133 A.D.2d 279 | N.Y. App. Div. | 1987

Appeal by the defendant from two judgments of the Supreme Court, Queens County (Sherman, J.), both rendered February 28, 1986, convicting him of robbery in the first degree (two counts), robbery in the second degree (two counts) and assault in the second degree, under indictment No. 5590/84, and robbery in the first degree and robbery in the second degree under indictment No. 5591/84, upon jury verdicts, and imposing sentences.

Ordered that the judgments are affirmed.

Two separate robberies were considered at the defendant’s trial. Each of the two victims of the first robbery, which took 5 to 8 minutes to complete, observed the defendant under good lighting conditions. One observed him at close range for a few seconds. The other engaged in a face-to-face struggle with him. The victim of the second robbery, held at gunpoint in daylight, also had ample opportunity to observe the defendant.
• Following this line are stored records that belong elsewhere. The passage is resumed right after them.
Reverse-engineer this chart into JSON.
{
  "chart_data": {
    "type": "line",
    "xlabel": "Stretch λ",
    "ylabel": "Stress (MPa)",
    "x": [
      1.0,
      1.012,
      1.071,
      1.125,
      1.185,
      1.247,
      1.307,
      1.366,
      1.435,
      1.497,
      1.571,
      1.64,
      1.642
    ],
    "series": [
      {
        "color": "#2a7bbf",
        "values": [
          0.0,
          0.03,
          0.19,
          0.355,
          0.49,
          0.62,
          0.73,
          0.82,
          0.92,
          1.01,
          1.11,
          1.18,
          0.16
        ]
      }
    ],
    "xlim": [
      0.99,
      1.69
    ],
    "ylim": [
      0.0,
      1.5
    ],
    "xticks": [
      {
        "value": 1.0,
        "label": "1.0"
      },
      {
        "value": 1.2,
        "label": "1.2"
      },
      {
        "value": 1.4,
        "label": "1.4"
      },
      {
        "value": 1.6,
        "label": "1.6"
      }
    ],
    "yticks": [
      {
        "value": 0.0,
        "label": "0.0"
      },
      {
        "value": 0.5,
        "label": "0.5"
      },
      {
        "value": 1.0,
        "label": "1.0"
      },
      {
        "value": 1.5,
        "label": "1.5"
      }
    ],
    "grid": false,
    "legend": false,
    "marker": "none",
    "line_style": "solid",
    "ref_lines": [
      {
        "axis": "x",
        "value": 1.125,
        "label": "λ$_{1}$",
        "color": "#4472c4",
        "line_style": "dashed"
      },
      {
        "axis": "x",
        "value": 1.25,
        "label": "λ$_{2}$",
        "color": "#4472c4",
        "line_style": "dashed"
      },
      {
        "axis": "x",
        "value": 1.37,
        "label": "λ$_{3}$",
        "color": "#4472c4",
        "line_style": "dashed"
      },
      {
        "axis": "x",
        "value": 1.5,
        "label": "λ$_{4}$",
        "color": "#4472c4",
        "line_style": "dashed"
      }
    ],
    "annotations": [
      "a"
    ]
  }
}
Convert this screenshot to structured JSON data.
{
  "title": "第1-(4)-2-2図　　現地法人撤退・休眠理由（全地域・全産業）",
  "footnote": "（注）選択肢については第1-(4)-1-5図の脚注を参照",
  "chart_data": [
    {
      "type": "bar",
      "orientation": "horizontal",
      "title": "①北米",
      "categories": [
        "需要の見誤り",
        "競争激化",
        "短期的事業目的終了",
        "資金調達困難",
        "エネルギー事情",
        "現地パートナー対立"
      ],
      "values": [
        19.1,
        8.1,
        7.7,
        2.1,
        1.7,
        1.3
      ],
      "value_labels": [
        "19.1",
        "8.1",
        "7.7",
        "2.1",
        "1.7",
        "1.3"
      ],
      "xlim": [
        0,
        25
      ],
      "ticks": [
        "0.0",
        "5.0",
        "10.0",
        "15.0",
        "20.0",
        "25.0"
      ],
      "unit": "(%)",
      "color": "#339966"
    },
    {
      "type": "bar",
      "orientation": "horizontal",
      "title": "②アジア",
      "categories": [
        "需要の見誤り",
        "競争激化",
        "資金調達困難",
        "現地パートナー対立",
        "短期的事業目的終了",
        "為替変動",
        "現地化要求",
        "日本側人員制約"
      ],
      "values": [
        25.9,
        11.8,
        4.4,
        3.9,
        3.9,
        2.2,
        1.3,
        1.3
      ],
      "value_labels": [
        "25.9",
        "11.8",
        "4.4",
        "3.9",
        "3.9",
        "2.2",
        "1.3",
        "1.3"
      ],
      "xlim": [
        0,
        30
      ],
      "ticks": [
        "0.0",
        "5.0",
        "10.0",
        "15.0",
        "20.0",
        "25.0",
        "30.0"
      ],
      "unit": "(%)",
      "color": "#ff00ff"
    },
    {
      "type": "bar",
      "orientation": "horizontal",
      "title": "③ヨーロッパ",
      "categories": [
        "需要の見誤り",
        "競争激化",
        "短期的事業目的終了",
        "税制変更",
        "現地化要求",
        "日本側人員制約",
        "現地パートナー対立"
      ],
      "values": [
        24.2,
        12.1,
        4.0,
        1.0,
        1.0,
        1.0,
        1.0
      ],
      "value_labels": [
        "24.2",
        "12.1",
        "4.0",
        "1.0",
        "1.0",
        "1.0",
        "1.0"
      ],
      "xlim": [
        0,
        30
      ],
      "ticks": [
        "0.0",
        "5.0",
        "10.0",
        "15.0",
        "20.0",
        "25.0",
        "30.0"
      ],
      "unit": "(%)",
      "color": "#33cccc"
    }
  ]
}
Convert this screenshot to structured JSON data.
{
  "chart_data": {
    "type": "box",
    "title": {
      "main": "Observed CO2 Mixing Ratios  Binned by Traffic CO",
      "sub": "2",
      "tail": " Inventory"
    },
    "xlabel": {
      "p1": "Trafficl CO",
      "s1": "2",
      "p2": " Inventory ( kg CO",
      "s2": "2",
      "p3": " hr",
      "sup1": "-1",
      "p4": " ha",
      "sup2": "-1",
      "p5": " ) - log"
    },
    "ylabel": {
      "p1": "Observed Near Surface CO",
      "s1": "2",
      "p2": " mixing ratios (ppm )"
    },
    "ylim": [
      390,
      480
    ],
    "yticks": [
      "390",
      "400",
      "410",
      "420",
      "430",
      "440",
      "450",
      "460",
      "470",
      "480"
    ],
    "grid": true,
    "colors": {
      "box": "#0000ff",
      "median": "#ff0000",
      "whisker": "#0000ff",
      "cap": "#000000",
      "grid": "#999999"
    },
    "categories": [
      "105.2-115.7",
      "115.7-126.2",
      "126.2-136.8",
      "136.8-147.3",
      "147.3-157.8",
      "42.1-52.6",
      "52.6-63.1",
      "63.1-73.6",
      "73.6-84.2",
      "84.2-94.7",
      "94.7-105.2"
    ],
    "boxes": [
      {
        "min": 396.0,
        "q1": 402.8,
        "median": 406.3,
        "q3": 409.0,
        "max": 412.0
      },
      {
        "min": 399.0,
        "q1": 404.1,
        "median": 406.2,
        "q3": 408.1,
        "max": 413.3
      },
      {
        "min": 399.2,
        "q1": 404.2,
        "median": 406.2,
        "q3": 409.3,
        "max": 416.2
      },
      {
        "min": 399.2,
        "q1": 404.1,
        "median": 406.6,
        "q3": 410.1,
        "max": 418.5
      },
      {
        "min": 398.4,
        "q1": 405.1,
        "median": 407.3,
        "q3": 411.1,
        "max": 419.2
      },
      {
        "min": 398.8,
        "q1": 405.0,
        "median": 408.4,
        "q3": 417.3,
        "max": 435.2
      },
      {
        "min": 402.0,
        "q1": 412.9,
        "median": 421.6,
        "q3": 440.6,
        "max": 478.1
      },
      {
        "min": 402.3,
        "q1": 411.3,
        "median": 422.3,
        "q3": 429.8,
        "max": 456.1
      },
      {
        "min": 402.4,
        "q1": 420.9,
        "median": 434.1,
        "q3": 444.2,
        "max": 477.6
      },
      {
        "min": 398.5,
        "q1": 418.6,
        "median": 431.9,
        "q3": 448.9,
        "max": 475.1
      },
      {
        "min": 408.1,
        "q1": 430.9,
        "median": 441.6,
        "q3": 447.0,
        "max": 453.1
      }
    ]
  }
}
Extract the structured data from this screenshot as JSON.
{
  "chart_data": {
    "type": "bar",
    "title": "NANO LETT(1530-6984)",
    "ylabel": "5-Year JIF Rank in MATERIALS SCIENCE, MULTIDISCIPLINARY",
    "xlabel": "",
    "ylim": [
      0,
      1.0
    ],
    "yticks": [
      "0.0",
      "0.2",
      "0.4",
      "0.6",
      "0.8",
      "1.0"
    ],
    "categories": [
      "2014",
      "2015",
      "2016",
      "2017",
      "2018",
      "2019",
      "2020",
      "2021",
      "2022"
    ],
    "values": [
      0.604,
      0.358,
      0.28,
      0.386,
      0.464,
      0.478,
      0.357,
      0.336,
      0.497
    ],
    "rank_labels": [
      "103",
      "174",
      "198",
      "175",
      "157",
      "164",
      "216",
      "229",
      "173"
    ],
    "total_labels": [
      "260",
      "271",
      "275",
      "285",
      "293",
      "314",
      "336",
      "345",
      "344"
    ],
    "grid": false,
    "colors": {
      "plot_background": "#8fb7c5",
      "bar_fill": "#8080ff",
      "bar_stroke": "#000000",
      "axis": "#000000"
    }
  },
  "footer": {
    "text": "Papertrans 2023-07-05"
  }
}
The defendant’s counsel opened the door to redirect testimony by one of the victims concerning her identification of the defendant from photographs by cross-examining her on that subject (see, People v Giallombardo, 128 AD2d 547). It was, however, improper thereafter to permit testimony by a police officer concerning identification of the defendant from photographs by this victim and her covictim (People v Grate, 122 AD2d 853, lv denied 68 NY2d 1000; People v Trowbridge, 305 NY 471). Moreover, the officer’s testimony concerning the circumstances surrounding the lineup could have been interpreted by the jury as an unofficial confirmation of the identifications of the defendant (cf., People v Grate, supra; but see, People v Lopez, 123 AD2d 360, lv denied 68 NY2d 915). In view of the clear and strong identification testimony, however, and the lack of probability that the jury would have acquitted the defendant in the absence of the improper testimony (see, *280People v Mobley, 56 NY2d 584; People v Price, 120 AD2d 690), these "bolstering” errors were harmless.

We have considered the defendant’s remaining contentions and find them to be either without merit or unpreserved for our review (see, People v Price, supra). Mangano, J. P., Niehoff, Sullivan and Harwood, JJ., concur.